Has anyone got a couple of these or is it possible to make some out of anything please?

I bought some conti travel contacts with inner tubes but it comes with a presta valve doh !


----------



## jay clock (26 Nov 2011)

Not sure what you are on about....

Firstly, the valve hole will either be large (Schrader/car valve) or small (Presta). If you have Presta they will fit in the bigger hole, so no problem

Are you concerned about some other issue? eg fitting "tubed" mtb tyres onto a tubeless rim?


----------



## mcshroom (26 Nov 2011)

Can be made from srew plugs, or rubber bands.

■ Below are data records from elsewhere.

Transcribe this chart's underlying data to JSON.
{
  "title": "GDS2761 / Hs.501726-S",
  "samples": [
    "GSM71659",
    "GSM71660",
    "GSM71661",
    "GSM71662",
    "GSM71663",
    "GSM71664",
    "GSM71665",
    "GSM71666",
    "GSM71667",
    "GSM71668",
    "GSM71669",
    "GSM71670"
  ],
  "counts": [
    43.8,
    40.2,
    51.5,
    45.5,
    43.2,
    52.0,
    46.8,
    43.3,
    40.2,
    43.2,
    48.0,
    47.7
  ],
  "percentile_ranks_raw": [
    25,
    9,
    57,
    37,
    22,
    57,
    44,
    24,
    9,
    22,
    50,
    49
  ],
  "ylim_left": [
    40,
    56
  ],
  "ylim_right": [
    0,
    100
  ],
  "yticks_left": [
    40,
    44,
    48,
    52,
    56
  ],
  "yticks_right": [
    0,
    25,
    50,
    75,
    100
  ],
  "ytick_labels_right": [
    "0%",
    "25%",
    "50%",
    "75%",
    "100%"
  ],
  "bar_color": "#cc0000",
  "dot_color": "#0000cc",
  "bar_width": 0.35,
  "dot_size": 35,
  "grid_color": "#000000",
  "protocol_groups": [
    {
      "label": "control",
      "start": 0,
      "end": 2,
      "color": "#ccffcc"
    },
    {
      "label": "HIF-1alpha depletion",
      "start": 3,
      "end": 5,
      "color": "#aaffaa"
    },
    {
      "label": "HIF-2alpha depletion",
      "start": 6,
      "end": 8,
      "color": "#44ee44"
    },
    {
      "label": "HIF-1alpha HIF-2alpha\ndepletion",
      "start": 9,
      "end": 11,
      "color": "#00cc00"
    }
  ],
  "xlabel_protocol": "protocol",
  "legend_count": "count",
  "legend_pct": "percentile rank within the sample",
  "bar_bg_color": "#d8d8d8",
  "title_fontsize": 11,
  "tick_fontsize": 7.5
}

I've had a presta tube on the back of a bike with a schraeder valve for a good year now without any rpoblems though. The tyre will hold itself in place pretty much, just screw the little nuts on the valve stems down to hold them steady


----------



## cyberknight (26 Nov 2011)

mcshroom said:


> Can be made from srew plugs, or rubber bands. I've had a presta tube on the back of a bike with a schraeder valve for a good year now without any rpoblems though. The tyre will hold itself in place pretty much, just screw the little nuts on the valve stems down to hold them steady


Good idea, i never considered rubber bands .....potters off the the garage .


----------



## jonathanw (26 Nov 2011)

I use these for my winter rims

http://www.ukbikestore.co.uk/product/59/rt20/mavic-schreader-presta-rim-hole-adapters--10-pack-.html


----------



## biggs682 (27 Nov 2011)

sold a bike once with presta tubes in schrieder rims and got moaned at for not having correct tubes in , i had ridden it for a while with no probs , so should not be a problem


----------



## jonathanw (27 Nov 2011)

biggs682 said:


> sold a bike once with presta tubes in schrieder rims and got moaned at for not having correct tubes in , i had ridden it for a while with no probs , so should not be a problem



Lots of folks say they manage just fine. The risk is pinching the tube in the over large hole, but with good rim tape this is rarely a problem. I use the grommets above just to be sure as my winter wheels on the CX bike are MTB 29er rims. The rim tape holds the grommets in place really well.


----------



## Cubist (27 Nov 2011)

Make a grommet out of bits of old inner tube, stops any potential pinches


----------